O autor salienta que para que haja divergência de concepções acerca de algo, tem de haver, inicialmente, um mínimo de consenso e aquilo que o autor aponta como consenso nas teorias é a força coercitiva do direito. Portanto, a concepção mais adequada deve apontar uma melhor justificativa e fundamentação para o uso da coerção por parte do Estado.

Dworkin pondera que o direito deve levar em consideração a integridade moral e considerar esses valores como diferentes do valor justiça, portanto, para que seja alcançado há de se levar em consideração uma exigência de preferência entre princípios, seja pelo legislador, seja pelo julgador na aplicação do direito. Tomando por base as falhas de outras concepções, o autor lança mão de sua própria: o direito como integridade.
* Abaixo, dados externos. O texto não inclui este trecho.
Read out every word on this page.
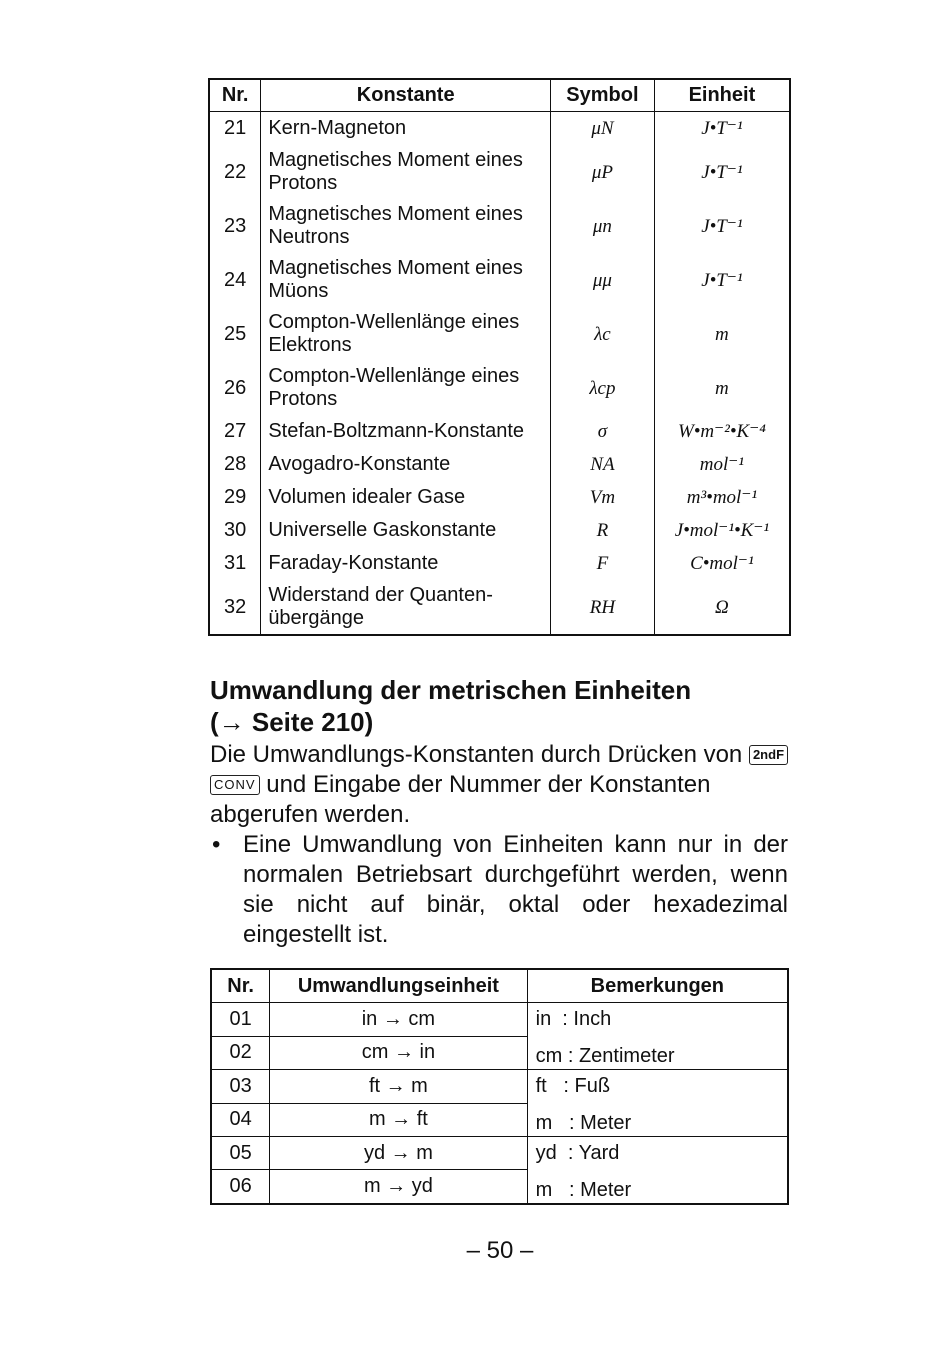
Nr.	Konstante	Symbol	Einheit
21	Kern-Magneton	μN	J•T⁻¹
22	Magnetisches Moment eines Protons	μP	J•T⁻¹
23	Magnetisches Moment eines Neutrons	μn	J•T⁻¹
24	Magnetisches Moment eines Müons	μμ	J•T⁻¹
25	Compton-Wellenlänge eines Elektrons	λc	m
26	Compton-Wellenlänge eines Protons	λcp	m
27	Stefan-Boltzmann-Konstante	σ	W•m⁻²•K⁻⁴
28	Avogadro-Konstante	NA	mol⁻¹
29	Volumen idealer Gase	Vm	m³•mol⁻¹
30	Universelle Gaskonstante	R	J•mol⁻¹•K⁻¹
31	Faraday-Konstante	F	C•mol⁻¹
32	Widerstand der Quanten-übergänge	RH	Ω
Umwandlung der metrischen Einheiten
(→ Seite 210)
Die Umwandlungs-Konstanten durch Drücken von 2ndF CONV und Eingabe der Nummer der Konstanten abgerufen werden.
• Eine Umwandlung von Einheiten kann nur in der normalen Betriebsart durchgeführt werden, wenn sie nicht auf binär, oktal oder hexadezimal eingestellt ist.
Nr.	Umwandlungseinheit	Bemerkungen
01	in → cm	in  : Inch
cm : Zentimeter

02	cm → in	
03	ft → m	ft   : Fuß
m   : Meter

04	m → ft	
05	yd → m	yd  : Yard
m   : Meter

06	m → yd	
– 50 –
A integridade refere-se ao compromisso de que o governo aja de modo coerente e fundamentado em princípios, a fim de estender a cada um os padrões fundamentais de justiça e equidade (DWORKIN, 1999, p. 201-202). Segundo Dworkin (1999, p. 203), será mais fácil entender a interpretação construtiva do Direito, se aceitarmos a integridade como uma virtude política, uma vez que as exigências da mesma se dividem em integridade na legislação e a integridade no julgamento. Segundo Dmitruk (2007 p 152-153):

“o caminho feito por Hércules para encontrar a melhor resposta a um caso difícil é o seguinte: 1) Encontrar, uma teoria coerente sobre os direitos em conflito, tal se pudesse chegar à maioria dos resultados que as decisões anteriores dos tribunais relatam; 2) Selecionar diversas hipóteses que possam corresponder à melhor interpretação do histórico das decisões anteriores; caso elas se contradigam é necessário encontrar uma correta; 3) Encontrar a hipótese correta, a partir do pensamento de que o direito é estruturado por um conjunto coerente de princípios sobre justiça e equidade. A partir de uma teoria coerente sobre política e direito é possível encontrar uma resposta satisfatória quando princípios conflitam; 4) Eliminar toda hipótese que seja incompatível com a prática jurídica de um ponto de vista geral. 5) Colocar a interpretação à prova. Perguntar-se-á se essa interpretação é coerente o bastante para justificar as estruturas e decisões políticas anteriores de sua comunidade”.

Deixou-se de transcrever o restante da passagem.